Soviet-Israeli multidisciplinary artist

Boris Lekar (בוריס לקר, Борис Лекарь; 28 October 1932 – 30 October 2010) was a multidisciplinary artist, considered by critics as one of the exceptional artists of the Soviet emigration to Israel.

== Biography ==

=== Biographical details ===

Boris Lekar was born in the year 1932 in Kharkiv, Ukraine. He immigrated to Israel at the age of 58 in 1990 and although he traveled profusely and worked worldwide Jerusalem remained his home. In Israel he became a focal point for immigrant artists – creating, exhibiting and teaching. In addition to his own exhibitions he hosted exhibitions in his home for tens of young artists and influenced the art of many of them. He died in October 2010.

== Awards ==

- Ish-Shalom Prize for Lifetime Achievement in Art (In the name of Mordechai Ish-Shalom).
- Israels Ministry of Immigrant Absorption Prize
- Award for Research in Jewish Art (In the name of Mordechai Narkis).

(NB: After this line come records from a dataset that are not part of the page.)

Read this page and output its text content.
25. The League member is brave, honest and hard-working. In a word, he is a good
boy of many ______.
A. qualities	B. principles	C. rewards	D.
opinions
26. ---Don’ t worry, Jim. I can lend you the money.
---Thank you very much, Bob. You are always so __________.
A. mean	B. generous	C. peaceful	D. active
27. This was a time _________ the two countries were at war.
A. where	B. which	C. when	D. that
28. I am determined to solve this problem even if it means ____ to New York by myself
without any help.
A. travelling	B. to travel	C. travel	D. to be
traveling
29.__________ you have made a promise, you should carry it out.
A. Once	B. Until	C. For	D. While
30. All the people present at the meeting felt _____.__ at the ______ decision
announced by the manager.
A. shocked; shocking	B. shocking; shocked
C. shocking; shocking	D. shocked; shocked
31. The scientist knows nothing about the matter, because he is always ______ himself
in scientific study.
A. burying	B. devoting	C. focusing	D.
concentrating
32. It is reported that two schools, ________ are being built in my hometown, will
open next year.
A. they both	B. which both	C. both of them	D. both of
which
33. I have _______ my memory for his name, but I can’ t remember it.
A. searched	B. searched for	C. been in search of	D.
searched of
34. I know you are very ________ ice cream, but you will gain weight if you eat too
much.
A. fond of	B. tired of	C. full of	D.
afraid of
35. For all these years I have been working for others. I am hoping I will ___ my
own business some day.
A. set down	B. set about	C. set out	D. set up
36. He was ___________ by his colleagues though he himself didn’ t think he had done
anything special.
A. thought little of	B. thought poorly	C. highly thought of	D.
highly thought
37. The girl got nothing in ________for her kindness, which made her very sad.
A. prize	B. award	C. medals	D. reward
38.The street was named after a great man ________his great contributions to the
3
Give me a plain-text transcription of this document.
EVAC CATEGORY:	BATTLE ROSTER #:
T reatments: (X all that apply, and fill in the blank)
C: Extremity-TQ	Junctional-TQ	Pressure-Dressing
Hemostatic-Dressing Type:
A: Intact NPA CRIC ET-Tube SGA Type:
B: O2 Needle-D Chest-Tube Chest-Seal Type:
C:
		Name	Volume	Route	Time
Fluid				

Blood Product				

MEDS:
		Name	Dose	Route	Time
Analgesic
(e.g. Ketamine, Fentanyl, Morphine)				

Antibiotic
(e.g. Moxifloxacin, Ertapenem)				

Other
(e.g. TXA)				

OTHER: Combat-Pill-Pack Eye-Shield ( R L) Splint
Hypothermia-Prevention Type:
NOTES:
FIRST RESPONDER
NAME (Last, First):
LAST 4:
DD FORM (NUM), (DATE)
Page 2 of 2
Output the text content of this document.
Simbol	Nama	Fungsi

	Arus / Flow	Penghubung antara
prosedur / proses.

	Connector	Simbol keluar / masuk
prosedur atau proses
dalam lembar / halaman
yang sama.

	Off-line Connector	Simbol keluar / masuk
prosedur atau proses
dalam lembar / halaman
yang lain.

== Selected solo exhibitions ==

- 1993 Jerusalem Theater, Jerusalem, Israel.
- 1994 Ein Harod Museum, Ein Harod, Israel.
- 1997 The International Convention Center Gallery, Jerusalem, Israel.
- 1997 Artist's House, Jerusalem, Israel.
- 1997 Beit Gabriel Museum, Israel.
- 1998 Tova Osman Gallery, Tel Aviv, Israel.
- 1998 Efrat Gallery, Tel Aviv, Israel.
- 1998 Prozdor Gallery, Tel Aviv, Israel.
- 1998 Uri and Rami Museum, Israel.
- 2001 Tadzio Gallery, Kiev, Ukraine.
- 2003 Knesset, Jerusalem, Israel.
- 2004 Cite Internacionale des Arts gallery, Paris, France.
- 2005 "Different Light", Artist's House, Jerusalem, Israel.
- 2007 "Transitions", Agripas 12 Gallery, Jerusalem, Israel.
- 2008 "In the Light of Other Language", Agripas 12 Gallery, Jerusalem, Israel.
- 2009 “Israel Landscapes”, Dudu Gerstein's Gallery, Tel Aviv, Israel.
- 2011 Memorial Exhibition, Agripas 12 Gallery, Jerusalem, Israel.

== Selected group exhibitions ==

- 1995 “New art of Israel” and “Art expo”, New York City.
- 1996 “landscapes – before and now”, The State Museum of Cyprus, Nicosia.
- 1999 "100 Years of the Israeli watercolors", Israel Museum, Jerusalem, Israel.
- 2002 "Object", Artist's House, Jerusalem, Israel.
- 2004 "Biennale of Graphic Arts", Artist's House, Jerusalem, Israel.
- 2005 "Paris" Gallery, Paris, France.
- 2005 "Light", Israel Museum, Jerusalem, Israel.
- 2006 “Vita Nova”, New Gallery, Jerusalem, Israel.
- 2007 “Summer in Agripas”, Agripas 12 Gallery, Jerusalem, Israel.
- 2007 “From the Tunnel Road to Uppsala”, Agripas 12 Gallery, Jerusalem, Israel.
- 2008 “Surface Fractures”, Artists House, Jerusalem, Israel.
- 2008 “Agripas Gallery In Tel Aviv”, Dudu Gerstein's Gallery, Tel Aviv, Israel.
- 2008 ” Israeli Symbols and Images”, Agripas 12 Gallery, Jerusalem, Israel.